The Tracy Foundation thinks of transparency in two ways—being open within the family, and being accessible to the wider community. Although they may not use the word transparency in board discussions, trustees do address the topic when it comes to trustee and family engagement. This is perhaps because the Tracy Family is a large family, with blood and family members adding to 24 in the second generation, 62 in the third generation, and 24 in the fourth generation.
According to president Jean Buckley, daughter of the founders R.T. and Dorothy Tracy, “From a grantmaking perspective, we’ve always been transparent in our process—communicating clearly on our website how to apply and when we make funding decisions.

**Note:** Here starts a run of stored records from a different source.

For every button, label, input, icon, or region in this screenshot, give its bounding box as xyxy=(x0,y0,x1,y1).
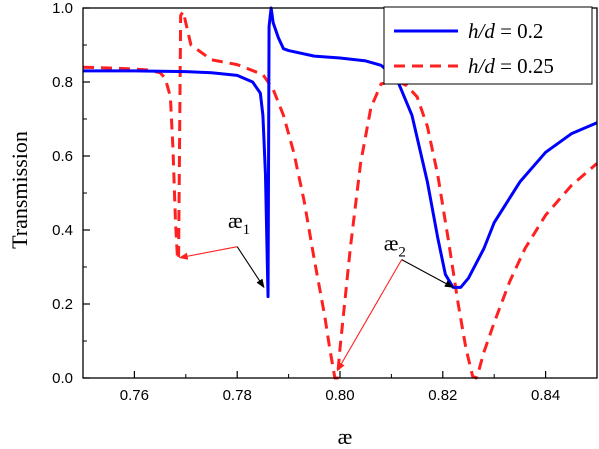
y-tick-label: 0.6 xyxy=(52,148,73,165)
x-axis-title: æ xyxy=(338,424,353,449)
y-tick-label: 0.0 xyxy=(52,370,73,387)
y-tick-label: 0.4 xyxy=(52,222,73,239)
x-tick-label: 0.84 xyxy=(531,387,560,404)
annotation-arrow-2-black xyxy=(401,259,454,288)
y-axis-title: Transmission xyxy=(7,131,32,249)
legend-label-series-1-value: = 0.2 xyxy=(495,19,544,43)
legend-label-series-1-prefix: h/d xyxy=(468,19,495,43)
annotation-label-1-subscript: 1 xyxy=(243,222,251,238)
y-tick-label: 0.8 xyxy=(52,74,73,91)
annotation-label-2: æ2 xyxy=(384,230,406,260)
legend-label-series-2: h/d = 0.25 xyxy=(468,54,554,78)
legend-label-series-2-value: = 0.25 xyxy=(495,54,554,78)
annotation-label-2-subscript: 2 xyxy=(398,244,406,260)
y-tick-label: 0.2 xyxy=(52,296,73,313)
annotation-label-2-base: æ xyxy=(384,230,399,255)
tick-layer: 0.76 0.78 0.80 0.82 0.84 0.0 0.2 0.4 0.6 0.8 1.0 xyxy=(52,0,560,404)
y-tick-label: 1.0 xyxy=(52,0,73,17)
annotation-label-1: æ1 xyxy=(228,208,250,238)
annotation-label-1-base: æ xyxy=(228,208,243,233)
x-tick-label: 0.76 xyxy=(120,387,149,404)
plot-frame xyxy=(82,7,598,379)
series-line-1 xyxy=(83,6,598,299)
legend-box xyxy=(383,6,593,85)
annotation-arrow-1-red xyxy=(178,246,238,260)
x-tick-label: 0.82 xyxy=(428,387,457,404)
x-tick-label: 0.80 xyxy=(325,387,354,404)
legend-label-series-2-prefix: h/d xyxy=(468,54,495,78)
annotation-arrow-1-black xyxy=(236,246,265,289)
annotation-arrow-2-red xyxy=(336,259,403,372)
x-tick-label: 0.78 xyxy=(223,387,252,404)
legend: h/d = 0.2 h/d = 0.25 xyxy=(383,6,593,85)
legend-label-series-1: h/d = 0.2 xyxy=(468,19,543,43)
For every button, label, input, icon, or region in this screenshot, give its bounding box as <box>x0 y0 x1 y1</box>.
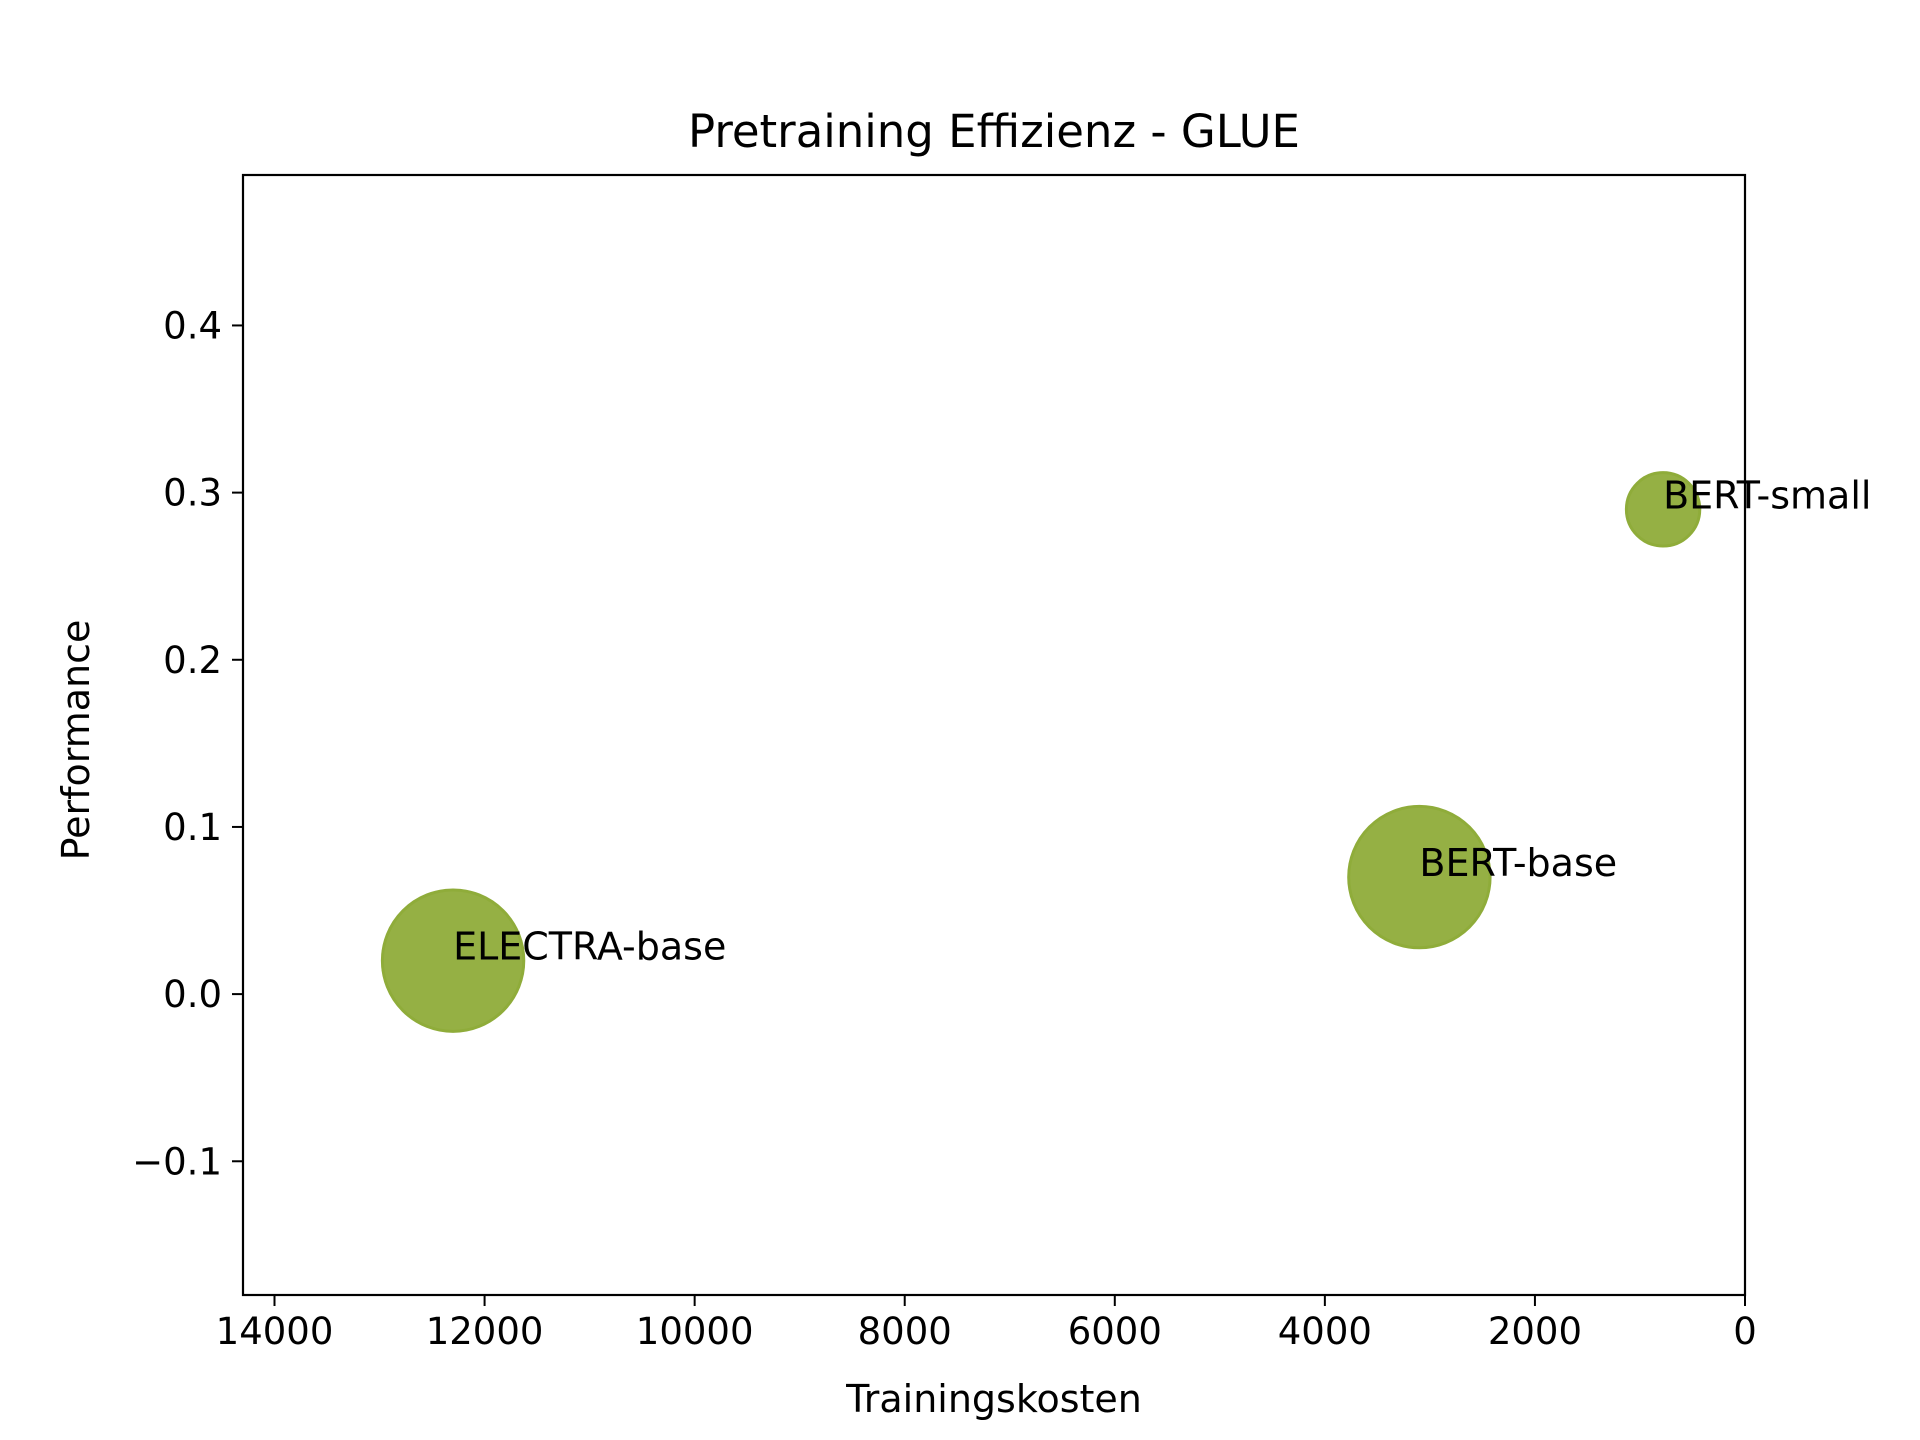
y-axis-label: Performance <box>54 620 98 861</box>
plot-frame <box>241 173 1747 1297</box>
x-tick-label: 2000 <box>1488 1310 1582 1353</box>
x-tick-label: 10000 <box>636 1310 754 1353</box>
y-axis-ticks: −0.1 0.0 0.1 0.2 0.3 0.4 <box>132 304 243 1183</box>
x-tick-label: 8000 <box>858 1310 952 1353</box>
point-bert-base <box>1347 804 1492 950</box>
y-tick-label: 0.3 <box>163 472 222 515</box>
x-tick-label: 4000 <box>1278 1310 1372 1353</box>
point-labels: ELECTRA-base BERT-base BERT-small <box>453 473 1871 968</box>
x-tick-label: 6000 <box>1068 1310 1162 1353</box>
x-tick-label: 14000 <box>216 1310 334 1353</box>
point-bert-small <box>1624 471 1702 548</box>
y-tick-label: 0.1 <box>163 806 222 849</box>
point-electra-base <box>380 888 526 1033</box>
y-tick-label: 0.4 <box>163 304 222 347</box>
y-tick-label: −0.1 <box>132 1140 222 1183</box>
point-label-bert-small: BERT-small <box>1663 473 1871 517</box>
chart-title: Pretraining Effizienz - GLUE <box>688 105 1300 158</box>
x-axis-ticks: 14000 12000 10000 8000 6000 4000 2000 0 <box>216 1295 1757 1353</box>
x-tick-label: 12000 <box>426 1310 544 1353</box>
y-tick-label: 0.2 <box>163 639 222 682</box>
y-tick-label: 0.0 <box>163 973 222 1016</box>
x-axis-label: Trainingskosten <box>845 1377 1142 1421</box>
point-label-bert-base: BERT-base <box>1419 841 1617 885</box>
point-label-electra-base: ELECTRA-base <box>453 925 726 969</box>
x-tick-label: 0 <box>1733 1310 1757 1353</box>
data-points <box>380 471 1702 1033</box>
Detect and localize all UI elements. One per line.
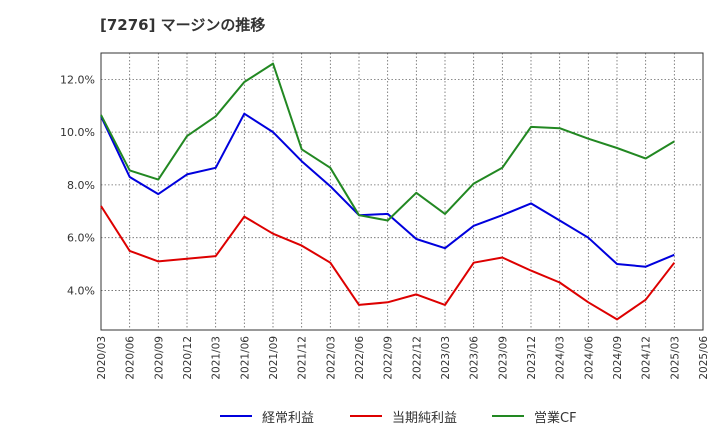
series-line-1	[100, 205, 676, 321]
x-tick-label: 2022/03	[325, 336, 337, 380]
x-tick-label: 2021/03	[211, 336, 223, 380]
legend-swatch-series-2	[492, 415, 524, 417]
legend-item-series-2: 営業CF	[492, 404, 577, 428]
x-tick-label: 2025/06	[698, 336, 710, 380]
x-tick-label: 2023/12	[526, 336, 538, 380]
legend-label-series-0: 経常利益	[262, 410, 315, 426]
x-tick-label: 2021/12	[297, 336, 309, 380]
x-tick-label: 2021/06	[239, 336, 251, 380]
series-lines	[100, 62, 676, 321]
legend-label-series-1: 当期純利益	[392, 410, 458, 426]
x-tick-labels: 2020/03 2020/06 2020/09 2020/12 2021/03 2021/…	[96, 336, 710, 380]
x-tick-label: 2022/09	[383, 336, 395, 380]
y-tick-label: 4.0%	[67, 284, 95, 297]
y-tick-label: 8.0%	[67, 179, 95, 192]
x-tick-label: 2022/12	[411, 336, 423, 380]
x-tick-label: 2020/12	[182, 336, 194, 380]
x-tick-label: 2024/12	[641, 336, 653, 380]
y-tick-label: 10.0%	[60, 126, 95, 139]
x-tick-label: 2020/09	[153, 336, 165, 380]
x-tick-label: 2023/03	[440, 336, 452, 380]
series-line-0	[100, 112, 675, 268]
plot-frame	[100, 52, 704, 331]
x-tick-label: 2023/09	[497, 336, 509, 380]
x-tick-label: 2024/06	[583, 336, 595, 380]
x-tick-label: 2023/06	[469, 336, 481, 380]
axes	[100, 52, 704, 331]
legend-item-series-1: 当期純利益	[350, 404, 457, 428]
series-line-2	[100, 62, 675, 222]
x-tick-label: 2020/06	[125, 336, 137, 380]
chart-title: [7276] マージンの推移	[100, 16, 266, 34]
x-tick-label: 2022/06	[354, 336, 366, 380]
x-tick-label: 2021/09	[268, 336, 280, 380]
legend-swatch-series-0	[220, 415, 252, 417]
y-tick-label: 12.0%	[60, 73, 95, 86]
grid-lines	[100, 53, 704, 330]
y-tick-label: 6.0%	[67, 232, 95, 245]
legend-item-series-0: 経常利益	[220, 404, 314, 428]
x-tick-label: 2024/03	[555, 336, 567, 380]
x-tick-label: 2025/03	[669, 336, 681, 380]
y-tick-labels: 4.0% 6.0% 8.0% 10.0% 12.0%	[60, 73, 95, 297]
x-tick-label: 2024/09	[612, 336, 624, 380]
legend-label-series-2: 営業CF	[534, 410, 577, 426]
x-tick-label: 2020/03	[96, 336, 108, 380]
legend-swatch-series-1	[350, 415, 382, 417]
legend: 経常利益 当期純利益 営業CF	[0, 404, 720, 428]
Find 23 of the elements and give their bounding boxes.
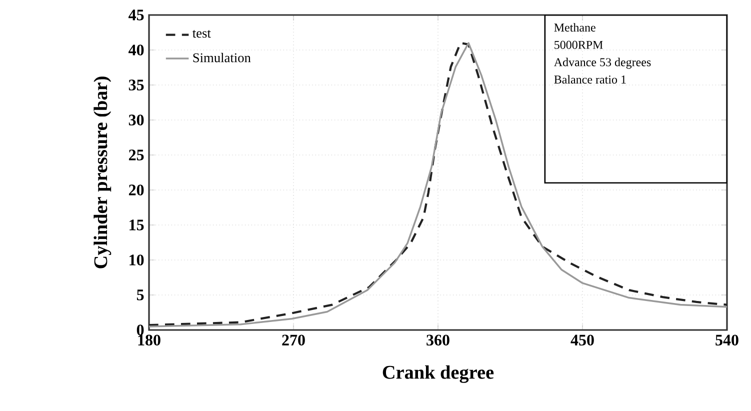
y-tick-label: 45 — [128, 10, 144, 20]
y-tick-label: 40 — [128, 44, 144, 56]
y-tick-label: 0 — [136, 324, 144, 336]
y-tick-label: 35 — [128, 80, 144, 90]
annotation: Methane — [554, 23, 596, 32]
x-tick-label: 540 — [716, 334, 738, 346]
x-tick-label: 450 — [570, 334, 594, 346]
legend-label: test — [192, 30, 211, 38]
x-tick-label: 360 — [426, 334, 450, 346]
y-tick-label: 5 — [136, 290, 144, 300]
y-tick-label: 25 — [128, 150, 144, 160]
y-tick-label: 20 — [128, 184, 144, 196]
annotation: Balance ratio 1 — [554, 75, 626, 84]
y-axis-title: Cylinder pressure (bar) — [94, 76, 112, 268]
legend-label: Simulation — [193, 52, 251, 62]
x-tick-label: 270 — [282, 334, 305, 346]
x-axis-title: Crank degree — [382, 365, 494, 383]
x-tick-label: 180 — [138, 334, 160, 346]
y-tick-label: 30 — [128, 114, 144, 126]
y-tick-label: 10 — [130, 254, 144, 266]
annotation: 5000RPM — [554, 40, 603, 49]
annotation: Advance 53 degrees — [554, 58, 651, 69]
y-tick-label: 15 — [130, 220, 144, 230]
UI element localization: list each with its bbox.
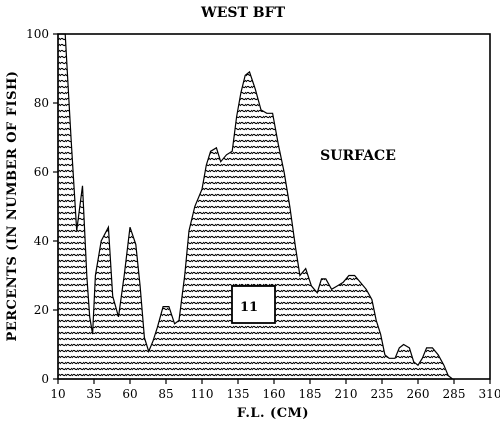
y-tick-label: 20 xyxy=(34,303,49,317)
x-tick-label: 35 xyxy=(86,387,101,401)
sample-box xyxy=(231,285,276,324)
y-tick-label: 100 xyxy=(26,27,49,41)
x-tick-label: 135 xyxy=(227,387,250,401)
y-tick-label: 0 xyxy=(41,372,49,386)
chart-title: WEST BFT xyxy=(200,5,286,21)
x-tick-label: 310 xyxy=(479,387,500,401)
x-tick-label: 260 xyxy=(407,387,430,401)
x-tick-label: 85 xyxy=(158,387,173,401)
x-axis-label: F.L. (CM) xyxy=(237,406,309,421)
x-tick-label: 160 xyxy=(263,387,286,401)
surface-annotation: SURFACE xyxy=(320,148,396,164)
x-tick-label: 285 xyxy=(443,387,466,401)
axis-ticks: 10 35 60 85 110 135 160 185 210 235 260 285 310 0 20 40… xyxy=(26,27,500,401)
x-tick-label: 10 xyxy=(50,387,65,401)
x-tick-label: 235 xyxy=(371,387,394,401)
plot-area xyxy=(57,33,455,380)
series-area-1 xyxy=(57,33,455,380)
sample-box-label: 11 xyxy=(240,300,258,315)
x-tick-label: 185 xyxy=(299,387,322,401)
x-tick-label: 210 xyxy=(335,387,358,401)
x-tick-label: 60 xyxy=(122,387,137,401)
y-tick-label: 80 xyxy=(34,96,49,110)
x-tick-label: 110 xyxy=(191,387,214,401)
y-axis-label: PERCENTS (IN NUMBER OF FISH) xyxy=(5,71,20,342)
y-tick-label: 60 xyxy=(34,165,49,179)
y-tick-label: 40 xyxy=(34,234,49,248)
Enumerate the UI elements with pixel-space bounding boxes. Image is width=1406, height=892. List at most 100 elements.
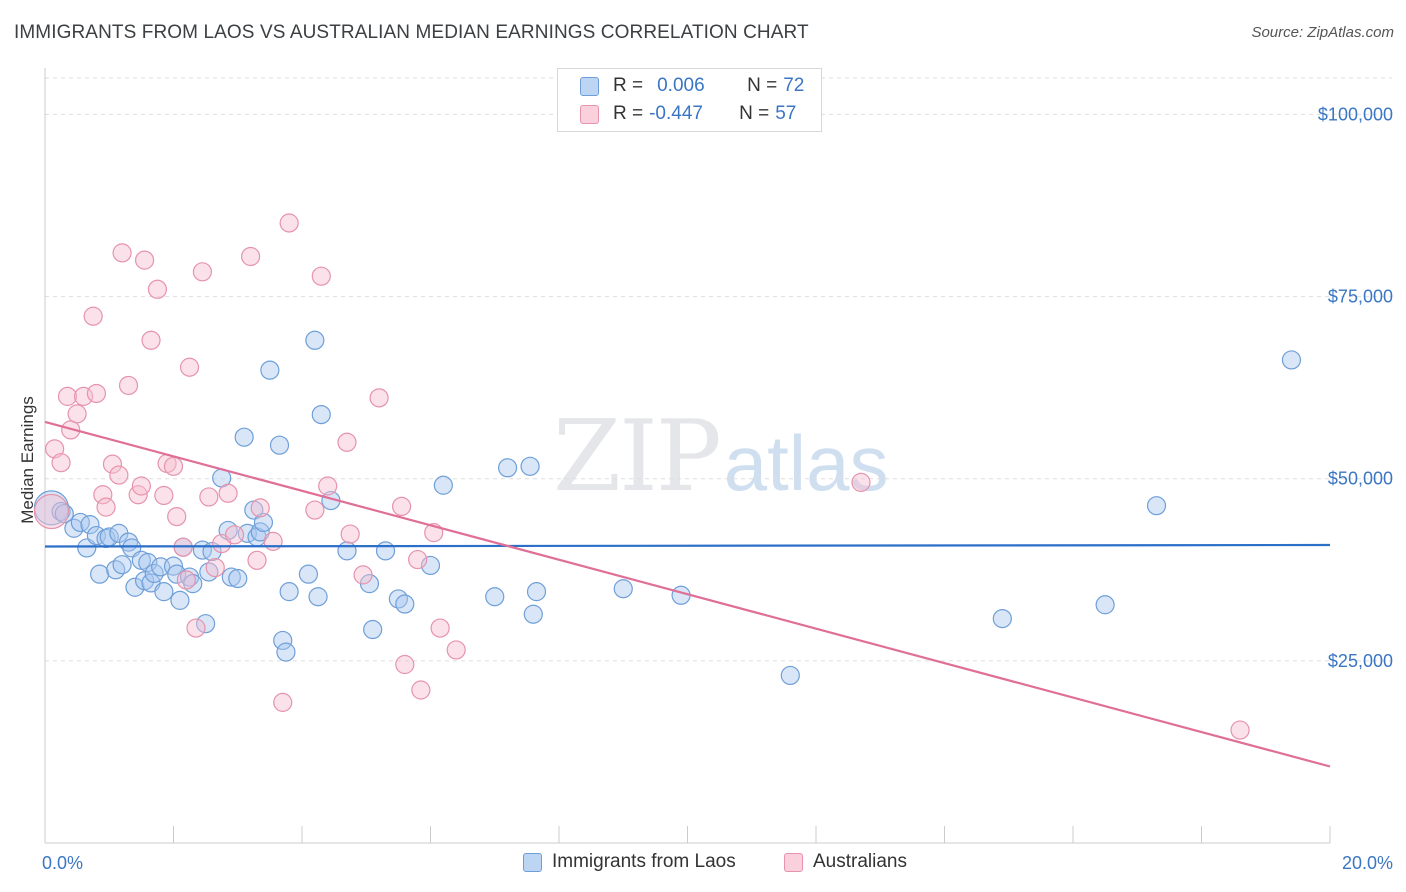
data-point — [273, 630, 293, 651]
data-point — [391, 496, 412, 516]
data-point — [263, 531, 283, 551]
data-point — [196, 614, 216, 634]
data-point — [337, 541, 357, 561]
correlation-legend: R = 0.006 N = 72 R = -0.447 N = 57 — [557, 68, 822, 132]
data-point — [411, 680, 431, 700]
source-label: Source: ZipAtlas.com — [1251, 24, 1394, 41]
legend-row-australians: R = -0.447 N = 57 — [580, 101, 796, 127]
data-point — [311, 266, 331, 286]
data-point — [298, 564, 319, 584]
data-point — [1146, 496, 1167, 516]
y-tick-label: $75,000 — [1328, 287, 1393, 307]
data-point — [224, 525, 245, 545]
data-point — [305, 330, 325, 350]
axis-labels: $25,000 $50,000 $75,000 $100,000 0.0% 20.0% Me… — [18, 104, 1393, 873]
data-point — [430, 618, 450, 638]
legend-r-label: R = — [613, 103, 644, 124]
data-point — [138, 552, 158, 573]
data-point — [780, 665, 800, 686]
legend-n-label: N = — [739, 103, 770, 124]
data-point — [276, 642, 296, 662]
data-point — [340, 524, 360, 544]
trend-lines — [44, 420, 1331, 768]
data-point — [305, 500, 325, 520]
data-point — [134, 250, 155, 270]
data-point — [433, 475, 453, 495]
legend-swatch-pink — [580, 104, 599, 124]
watermark: ZIPatlas — [553, 400, 889, 514]
data-point — [363, 619, 383, 640]
data-point — [498, 458, 518, 478]
data-point — [353, 565, 373, 585]
data-point — [147, 279, 168, 299]
data-point — [260, 360, 280, 380]
data-point — [273, 692, 293, 712]
legend-r-label: R = — [613, 75, 644, 96]
legend-n-label: N = — [747, 75, 778, 96]
data-point — [241, 246, 261, 267]
data-point — [279, 213, 299, 233]
series-australians — [33, 213, 1250, 740]
data-point — [51, 501, 71, 522]
data-point — [311, 405, 331, 425]
data-point — [388, 589, 408, 609]
data-point — [170, 590, 190, 610]
y-axis-label: Median Earnings — [18, 396, 37, 524]
x-tick-label: 0.0% — [42, 853, 83, 873]
data-point — [51, 453, 71, 473]
data-point — [250, 498, 270, 518]
data-point — [112, 243, 132, 263]
data-point — [992, 608, 1012, 629]
data-point — [520, 456, 540, 476]
y-tick-label: $50,000 — [1328, 469, 1393, 489]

Yet, from a governance perspective, we realized we weren’t as up front as we could be.”
For example, for years the foundation has had a document outlining board member responsibilities and expectations. Yet there was nothing about board selection. “Next generation family members asked us: how do we really select board members? What does the process look like? We decided to document that process in writing, and make it available to the extended family.”
Right now, the foundation is planning for the next 20 years, she says, and that is calling on the board to be more transparent. “We’re asking each other tough questions that require us to be open and honest with each other, as board and family members. Questions such as: Do we want the foundation to be a key family connector for the next many years? How will we handle our estate planning? Do we wish to do our personal philanthropy together? It’s led to interesting conversations, and will continue to be essential in thinking about the future,” she says.